Face à la hausse des prix à la pompe, certains automobilistes sont tentés de remplacer le gazole par du fioul domestique, moins taxé. Une pratique techniquement possible, mais strictement interdite, qui expose à des sanctions pénales sévères pouvant aller jusqu’à l’emprisonnement.

Deux produits quasi identiques, mais une fiscalité radicalement différente

Fioul domestique et gazole routier sont tous deux issus du raffinage du pétrole brut. Selon le spécialiste Fioulmarket, leur composition chimique est « pratiquement identique ». La principale distinction, relevée par le pétrolier Total, réside dans le taux de cétane : celui du fioul est inférieur à celui du diesel, ce qui le rend moins adapté à la combustion moteur, mais parfaitement conçu pour le chauffage.
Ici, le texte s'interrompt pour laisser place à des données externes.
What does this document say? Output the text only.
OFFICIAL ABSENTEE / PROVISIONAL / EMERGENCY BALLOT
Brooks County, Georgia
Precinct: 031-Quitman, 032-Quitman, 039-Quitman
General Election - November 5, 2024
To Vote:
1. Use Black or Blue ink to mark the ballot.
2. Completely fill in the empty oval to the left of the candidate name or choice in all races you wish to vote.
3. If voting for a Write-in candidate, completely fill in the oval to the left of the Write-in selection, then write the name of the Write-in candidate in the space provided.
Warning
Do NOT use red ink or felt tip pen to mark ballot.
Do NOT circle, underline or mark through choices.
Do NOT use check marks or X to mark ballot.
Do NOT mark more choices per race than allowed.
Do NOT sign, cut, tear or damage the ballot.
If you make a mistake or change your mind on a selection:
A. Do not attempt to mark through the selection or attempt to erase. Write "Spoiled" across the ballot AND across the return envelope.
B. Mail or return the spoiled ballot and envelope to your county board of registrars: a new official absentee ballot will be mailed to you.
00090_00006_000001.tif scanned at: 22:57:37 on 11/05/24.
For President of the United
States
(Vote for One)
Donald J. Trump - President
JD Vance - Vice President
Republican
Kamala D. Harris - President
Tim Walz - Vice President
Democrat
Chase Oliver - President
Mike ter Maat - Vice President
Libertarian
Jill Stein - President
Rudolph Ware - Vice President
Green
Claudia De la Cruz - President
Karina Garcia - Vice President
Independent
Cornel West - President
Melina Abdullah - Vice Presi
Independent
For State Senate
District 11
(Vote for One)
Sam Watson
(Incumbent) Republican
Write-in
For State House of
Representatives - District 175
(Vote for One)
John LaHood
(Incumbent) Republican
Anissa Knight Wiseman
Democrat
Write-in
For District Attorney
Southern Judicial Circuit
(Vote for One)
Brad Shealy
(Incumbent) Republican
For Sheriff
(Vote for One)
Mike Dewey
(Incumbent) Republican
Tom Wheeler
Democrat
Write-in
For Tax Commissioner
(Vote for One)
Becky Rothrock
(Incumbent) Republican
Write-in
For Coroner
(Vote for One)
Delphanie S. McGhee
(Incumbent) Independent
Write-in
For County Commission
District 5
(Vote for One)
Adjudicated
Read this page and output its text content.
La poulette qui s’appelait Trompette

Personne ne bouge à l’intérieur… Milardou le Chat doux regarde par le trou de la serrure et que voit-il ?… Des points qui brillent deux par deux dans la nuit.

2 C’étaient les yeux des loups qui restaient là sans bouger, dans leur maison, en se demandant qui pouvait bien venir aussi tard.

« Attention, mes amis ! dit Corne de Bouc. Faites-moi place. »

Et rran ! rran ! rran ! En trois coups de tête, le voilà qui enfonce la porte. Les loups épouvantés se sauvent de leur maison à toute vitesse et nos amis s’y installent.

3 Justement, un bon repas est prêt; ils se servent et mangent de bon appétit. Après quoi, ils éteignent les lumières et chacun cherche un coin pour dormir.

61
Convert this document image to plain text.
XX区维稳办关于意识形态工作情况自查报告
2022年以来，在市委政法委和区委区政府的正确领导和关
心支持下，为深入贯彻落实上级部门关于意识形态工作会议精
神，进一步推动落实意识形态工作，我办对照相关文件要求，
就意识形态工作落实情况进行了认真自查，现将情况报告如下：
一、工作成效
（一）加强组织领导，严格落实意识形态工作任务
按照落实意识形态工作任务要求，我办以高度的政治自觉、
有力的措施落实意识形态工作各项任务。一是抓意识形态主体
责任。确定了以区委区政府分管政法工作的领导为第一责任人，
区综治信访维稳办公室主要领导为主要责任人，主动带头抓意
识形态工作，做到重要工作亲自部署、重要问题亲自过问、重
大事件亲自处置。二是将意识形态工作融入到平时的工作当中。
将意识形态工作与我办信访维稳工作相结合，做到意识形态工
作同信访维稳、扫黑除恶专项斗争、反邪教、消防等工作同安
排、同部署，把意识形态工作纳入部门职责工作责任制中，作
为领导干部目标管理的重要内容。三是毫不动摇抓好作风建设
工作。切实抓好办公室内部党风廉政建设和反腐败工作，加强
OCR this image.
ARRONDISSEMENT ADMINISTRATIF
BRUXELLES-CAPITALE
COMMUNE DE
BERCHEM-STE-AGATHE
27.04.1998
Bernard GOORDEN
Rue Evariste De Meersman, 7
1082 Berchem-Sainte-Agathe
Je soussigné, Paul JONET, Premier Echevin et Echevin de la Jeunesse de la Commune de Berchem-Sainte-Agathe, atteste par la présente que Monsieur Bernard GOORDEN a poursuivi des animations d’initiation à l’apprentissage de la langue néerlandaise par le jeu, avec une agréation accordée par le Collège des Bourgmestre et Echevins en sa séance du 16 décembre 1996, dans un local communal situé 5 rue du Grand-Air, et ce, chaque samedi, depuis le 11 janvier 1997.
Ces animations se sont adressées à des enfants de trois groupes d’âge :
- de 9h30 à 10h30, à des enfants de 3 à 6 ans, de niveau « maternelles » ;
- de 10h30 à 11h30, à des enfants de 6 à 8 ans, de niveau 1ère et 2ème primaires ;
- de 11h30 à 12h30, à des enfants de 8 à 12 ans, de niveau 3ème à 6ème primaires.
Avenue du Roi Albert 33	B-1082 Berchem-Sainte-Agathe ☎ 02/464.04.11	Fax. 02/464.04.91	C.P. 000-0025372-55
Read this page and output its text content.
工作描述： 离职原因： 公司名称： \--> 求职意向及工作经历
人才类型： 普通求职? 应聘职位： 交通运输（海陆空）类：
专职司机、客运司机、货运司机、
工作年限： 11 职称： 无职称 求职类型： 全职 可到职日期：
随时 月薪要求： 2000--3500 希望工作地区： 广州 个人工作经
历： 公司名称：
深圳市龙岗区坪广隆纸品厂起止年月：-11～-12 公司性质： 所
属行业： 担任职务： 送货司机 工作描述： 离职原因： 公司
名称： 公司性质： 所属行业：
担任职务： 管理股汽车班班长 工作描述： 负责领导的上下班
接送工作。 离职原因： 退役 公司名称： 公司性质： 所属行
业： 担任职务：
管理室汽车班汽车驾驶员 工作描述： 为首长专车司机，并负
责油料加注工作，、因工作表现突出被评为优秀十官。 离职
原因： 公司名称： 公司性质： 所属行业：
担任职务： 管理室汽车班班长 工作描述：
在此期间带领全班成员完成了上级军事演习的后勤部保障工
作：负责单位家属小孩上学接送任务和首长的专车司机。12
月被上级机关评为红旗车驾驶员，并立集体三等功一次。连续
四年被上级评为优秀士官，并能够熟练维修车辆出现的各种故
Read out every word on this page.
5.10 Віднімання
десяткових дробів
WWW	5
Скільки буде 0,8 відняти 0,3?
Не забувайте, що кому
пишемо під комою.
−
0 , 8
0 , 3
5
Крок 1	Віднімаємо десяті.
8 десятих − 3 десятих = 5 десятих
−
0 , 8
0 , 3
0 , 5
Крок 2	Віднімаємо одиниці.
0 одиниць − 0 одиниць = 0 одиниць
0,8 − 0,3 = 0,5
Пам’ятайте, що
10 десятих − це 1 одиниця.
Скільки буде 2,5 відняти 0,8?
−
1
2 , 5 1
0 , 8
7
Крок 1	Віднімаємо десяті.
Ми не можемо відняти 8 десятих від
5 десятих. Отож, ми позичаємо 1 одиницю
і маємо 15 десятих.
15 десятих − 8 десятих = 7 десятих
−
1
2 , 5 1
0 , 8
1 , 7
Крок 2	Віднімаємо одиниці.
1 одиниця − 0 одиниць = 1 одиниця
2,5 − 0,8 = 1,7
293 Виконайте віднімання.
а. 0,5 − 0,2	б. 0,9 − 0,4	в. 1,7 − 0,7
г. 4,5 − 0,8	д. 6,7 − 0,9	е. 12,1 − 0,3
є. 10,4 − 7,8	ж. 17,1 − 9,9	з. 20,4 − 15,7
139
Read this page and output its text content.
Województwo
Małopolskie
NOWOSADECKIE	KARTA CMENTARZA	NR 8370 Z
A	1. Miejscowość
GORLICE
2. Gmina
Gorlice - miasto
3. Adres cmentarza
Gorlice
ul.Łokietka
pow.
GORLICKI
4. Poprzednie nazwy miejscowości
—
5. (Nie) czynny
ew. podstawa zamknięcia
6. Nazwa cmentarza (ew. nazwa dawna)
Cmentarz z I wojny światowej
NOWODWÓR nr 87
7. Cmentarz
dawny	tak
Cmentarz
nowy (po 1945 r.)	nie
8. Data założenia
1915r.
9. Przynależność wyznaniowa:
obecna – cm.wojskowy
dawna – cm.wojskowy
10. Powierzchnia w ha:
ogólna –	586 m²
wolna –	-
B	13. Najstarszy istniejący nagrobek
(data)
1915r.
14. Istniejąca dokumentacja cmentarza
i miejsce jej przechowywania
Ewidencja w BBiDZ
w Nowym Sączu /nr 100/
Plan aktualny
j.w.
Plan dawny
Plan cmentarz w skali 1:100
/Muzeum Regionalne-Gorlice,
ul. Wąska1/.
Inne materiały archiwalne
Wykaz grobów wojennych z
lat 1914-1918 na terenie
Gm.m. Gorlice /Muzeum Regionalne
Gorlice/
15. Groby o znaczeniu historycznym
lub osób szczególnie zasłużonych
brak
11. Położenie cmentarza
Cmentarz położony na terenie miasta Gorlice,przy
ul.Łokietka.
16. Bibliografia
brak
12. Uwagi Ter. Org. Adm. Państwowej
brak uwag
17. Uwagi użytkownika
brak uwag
C’est précisément sur le plan fiscal que l’écart devient significatif. Les taxes représentent plus de la moitié du prix d’un litre de gazole, contre environ 30 % pour le fioul, qui bénéficie d’un régime allégé en tant que combustible à usage domestique. Ce différentiel s’explique notamment par la hausse des prix à la pompe observée ces dernières années, qui pousse certains automobilistes à rechercher des alternatives moins coûteuses.

Techniquement faisable, juridiquement inacceptable

Un mécanicien interrogé sur la question confirme qu’il n’existe « pas de contre-indication technique » à utiliser du fioul dans un moteur diesel. Le véhicule ne serait pas endommagé. Mais cette tolérance mécanique ne change rien à la réalité légale : la pratique est formellement illégale.

Pour la rendre détectable, un colorant rouge est systématiquement ajouté au fioul domestique, le distinguant du gazole quasi incolore. C’est l’origine de l’expression populaire « rouler au rouge ». Maître Le Dall, avocat spécialisé en droit automobile, est catégorique : « Rouler au rouge n’est pas une bonne idée. »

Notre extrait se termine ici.